PASS CHRISTIAN, Miss. (WGNO) — Louisiana’s plan to restore the coast with the Mid-Barataria Sediment Diversion Project is now facing opposition from outside of the state.

Mississippi’s Lieutenant Governor Delbert Hosemann is joining Lieutenant Governor Billy Nungesser in saying the diversion would hurt marine life in both states.

Tuesday afternoon, both lieutenant governors were in Pass Christian, Mississippi as several endangered sea turtles were released back into their natural habitat. Nungesser and Hosemann hope the saved turtles spark a greater conversation about their ecosystem and the potential impacts the diversion project could have.

“You don’t think you’re going to have a dead zone that will kill everything? It’s ludacris to think it won’t,” Nungesser said.

Ultimately, the Mid-Barataria Sediment Diversion Project would punch a whole in the Mississippi levee just below Belle Chasse to allow the river water to rebuild lost sediment along the coast. The Coastal Protection Restoration Authority believes this is the state’s best chance at restoring, building and sustaining wetlands.

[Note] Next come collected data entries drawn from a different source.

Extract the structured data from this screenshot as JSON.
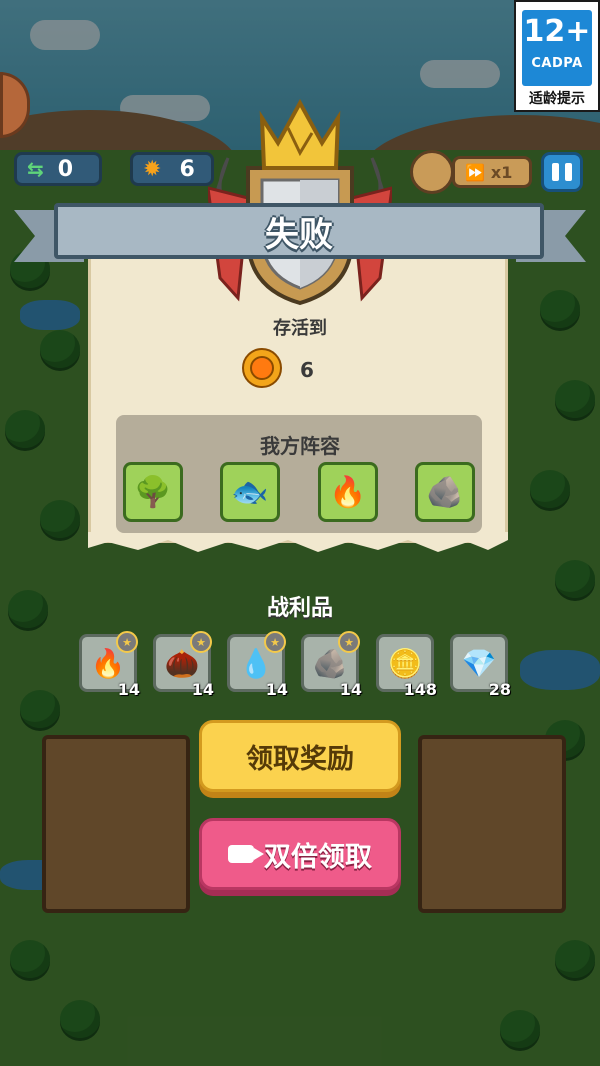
{
  "hud": {
    "swaps_count": "0",
    "sun_count": "6",
    "speed_label": "x1"
  },
  "age_rating": {
    "number": "12+",
    "org": "CADPA",
    "label": "适龄提示"
  },
  "result": {
    "title": "失败",
    "survived_label": "存活到",
    "survived_value": "6",
    "team_label": "我方阵容"
  },
  "team": [
    {
      "icon": "tree-monster-icon",
      "glyph": "🌳"
    },
    {
      "icon": "blue-slime-icon",
      "glyph": "🐟"
    },
    {
      "icon": "fire-golem-icon",
      "glyph": "🔥"
    },
    {
      "icon": "rock-golem-icon",
      "glyph": "🪨"
    }
  ],
  "loot": {
    "title": "战利品",
    "items": [
      {
        "icon": "fire-spirit-icon",
        "glyph": "🔥",
        "count": "14",
        "star": true
      },
      {
        "icon": "seed-sprout-icon",
        "glyph": "🌰",
        "count": "14",
        "star": true
      },
      {
        "icon": "water-slime-icon",
        "glyph": "💧",
        "count": "14",
        "star": true
      },
      {
        "icon": "rock-piece-icon",
        "glyph": "🪨",
        "count": "14",
        "star": true
      },
      {
        "icon": "gold-coin-icon",
        "glyph": "🪙",
        "count": "148",
        "star": false
      },
      {
        "icon": "purple-gem-icon",
        "glyph": "💎",
        "count": "28",
        "star": false
      }
    ]
  },
  "buttons": {
    "claim": "领取奖励",
    "double_claim": "双倍领取"
  },
  "colors": {
    "claim_button": "#fbd24e",
    "double_button": "#ef5b8a",
    "banner": "#a8b8c4",
    "panel": "#f1e8cf"
  }
}
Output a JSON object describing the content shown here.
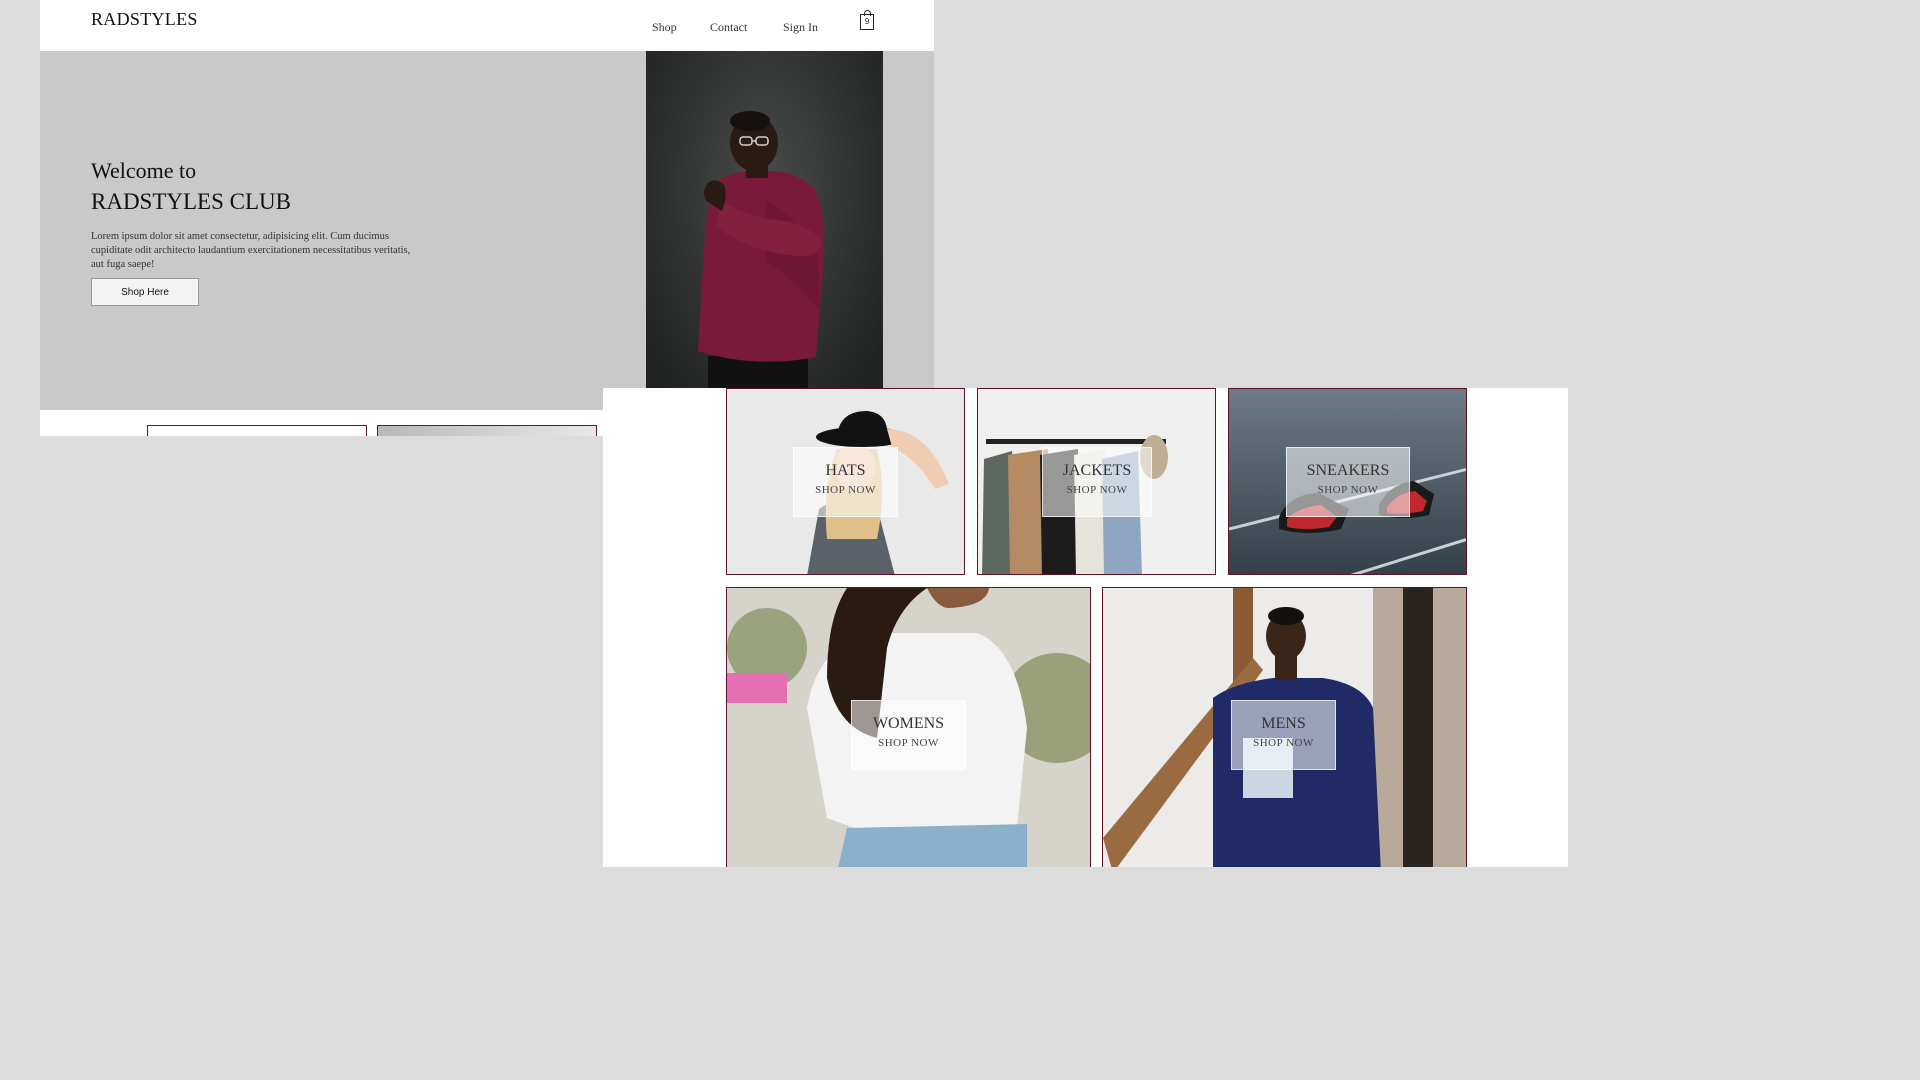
{
  "site": {
    "brand": "RADSTYLES",
    "nav": [
      "Shop",
      "Contact",
      "Sign In"
    ],
    "cart_count": "9",
    "cart_icon": "shopping-bag-icon"
  },
  "hero": {
    "welcome": "Welcome to",
    "title": "RADSTYLES CLUB",
    "description": "Lorem ipsum dolor sit amet consectetur, adipisicing elit. Cum ducimus cupiditate odit architecto laudantium exercitationem necessitatibus veritatis, aut fuga saepe!",
    "button": "Shop Here"
  },
  "categories": [
    {
      "name": "HATS",
      "cta": "SHOP NOW"
    },
    {
      "name": "JACKETS",
      "cta": "SHOP NOW"
    },
    {
      "name": "SNEAKERS",
      "cta": "SHOP NOW"
    },
    {
      "name": "WOMENS",
      "cta": "SHOP NOW"
    },
    {
      "name": "MENS",
      "cta": "SHOP NOW"
    }
  ],
  "colors": {
    "page_background": "#dcdcdc",
    "hero_background": "#c9c9c9",
    "card_border": "#5c1428",
    "sweater": "#7a1a3a"
  }
}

Nungesser said, “It’s the fisherman, it’s the people that love this coast up against all the money, all the people on the payroll and all of the studies and money that they’ve thrown at these organizations to support this project. In the end, I think people will realize it’s going to do more harm than good for Louisiana and the Mississippi Gulf Coast.”

Mississippi leaders argue if the diversion project goes through, the ripple effect will be felt far beyond the water.

Lt. Governor Hosemann said, “It’s an economic destruction for not only this city, but every city along the Gulf Coast. We need to get this right.”

Hosemann is concerned the diversion project will kill oyster beds, kill dolphins and ultimately do irreparable damage.

“We do not need to kill east Louisiana or Mississippi for that matter,” Hosemann said. “We can do this ecologically friendly and with common sense.”

CPRA Board Chairman Chip Kline said, “The real threat to our coastal ecosystems and the fish and wildlife they support is the continued loss of our coastal wetlands, not projects, like sediment diversions, designed to restore them. The Mid-Barataria Sediment Diversion has been thoroughly evaluated by the USACE and shown to have no impacts east of the Mississippi River. CPRA maintains that this project is the best way to sustainably address the loss of Louisiana’s coastal wetlands; wetlands that are vitally important to the entire northern Gulf of Mexico.”